La cartera a cargo de Elisabeth Borne, ministra de Transición ecológica, está haciendo los análisis de cuál sería la mejor manera de implementar la medida

Lilian Mariño Espinosa - lmarino@larepublica.com.co

Ya son varias las voces de diferentes países los que han analizado que una vez se acaben las cuarentenas e inicien aislamientos menos estrictos y hasta que haya una vacuna la bicicleta debe analizarse como uno de los medios más efectivos y a la vez económicos para mantener el distanciamiento social.

El país que más recientemente se pronunció sobre el hecho fue Francia, que está estudiando cuáles serían las mejores maneras para implementar este medio como el principal de movilidad.

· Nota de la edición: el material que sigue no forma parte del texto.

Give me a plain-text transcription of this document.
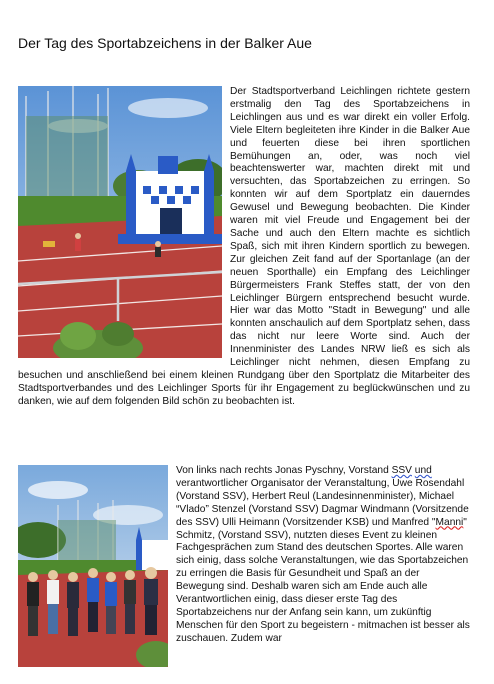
Der Tag des Sportabzeichens in der Balker Aue
Der Stadtsportverband Leichlingen richtete gestern erstmalig den Tag des Sportabzeichens in Leichlingen aus und es war direkt ein voller Erfolg. Viele Eltern begleiteten ihre Kinder in die Balker Aue und feuerten diese bei ihren sportlichen Bemühungen an, oder, was noch viel beachtenswerter war, machten direkt mit und versuchten, das Sportabzeichen zu erringen. So konnten wir auf dem Sportplatz ein dauerndes Gewusel und Bewegung beobachten. Die Kinder waren mit viel Freude und Engagement bei der Sache und auch den Eltern machte es sichtlich Spaß, sich mit ihren Kindern sportlich zu bewegen. Zur gleichen Zeit fand auf der Sportanlage (an der neuen Sporthalle) ein Empfang des Leichlinger Bürgermeisters Frank Steffes statt, der von den Leichlinger Bürgern entsprechend besucht wurde. Hier war das Motto "Stadt in Bewegung" und alle konnten anschaulich auf dem Sportplatz sehen, dass das nicht nur leere Worte sind. Auch der Innenminister des Landes NRW ließ es sich als Leichlinger nicht nehmen, diesen Empfang zu besuchen und anschließend bei einem kleinen Rundgang über den Sportplatz die Mitarbeiter des Stadtsportverbandes und des Leichlinger Sports für ihr Engagement zu beglückwünschen und zu danken, wie auf dem folgenden Bild schön zu beobachten ist.
Von links nach rechts Jonas Pyschny, Vorstand SSV und verantwortlicher Organisator der Veranstaltung, Uwe Rosendahl (Vorstand SSV), Herbert Reul (Landesinnenminister), Michael “Vlado” Stenzel (Vorstand SSV) Dagmar Windmann (Vorsitzende des SSV) Ulli Heimann (Vorsitzender KSB) und Manfred "Manni" Schmitz, (Vorstand SSV), nutzten dieses Event zu kleinen Fachgesprächen zum Stand des deutschen Sportes. Alle waren sich einig, dass solche Veranstaltungen, wie das Sportabzeichen zu erringen die Basis für Gesundheit und Spaß an der Bewegung sind. Deshalb waren sich am Ende auch alle Verantwortlichen einig, dass dieser erste Tag des Sportabzeichens nur der Anfang sein kann, um zukünftig Menschen für den Sport zu begeistern - mitmachen ist besser als zuschauen. Zudem war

Los estudios los adelanta Pierre Serne, ex vicepresidente de transportes de París, encargado por el Ministerio de Transición Ecológica.

Según cita Le Parisien, "todo el mundo coincide en que después de la epidemia habrá un rechazo colectivo a los transportes públicos. Si no se quiere coger metro, bus o coche para ir a trabajar por el miedo al contagio, habrá que poder moverse".

Los gremios en Colombia han analizado esta medida y señalan además que ante la necesidad de reactivar la economía, la bicicleta que solo representa el 6,6% del total de los viajes en la capital, se vuelve una de las mejores opciones de transporte, pues sus condiciones de uso dan mayor seguridad en cuanto a las distancias mínimas para protegerse del virus.

“La bicicleta tiene dos usos, deportivo y de transporte; en el segundo ayudaría mucho a evitar la propagación del virus porque gran parte de la fuerza laboral debe transportarse en sistema público y en estos se está más expuesto; además, si se maneja con las distancias requeridas, el riesgo será menor para quienes se transportan”, aseguró Carlos Ballesteros, gerente de Bike House.

También la medida se vuelve atractiva cuando se analizan los tiempos de desplazamientos, ya que según la encuesta de movilidad 2019 de la Alcaldía de Bogotá el tiempo promedio de recorrido en bicicleta es de 39 minutos, 13 minutos menos que el tiempo promedio en carro y cinco menos que en Sitp y Transmilenio, lo que indica que si bien se hacen trayectos largos, la diferencia de tiempo no es grande.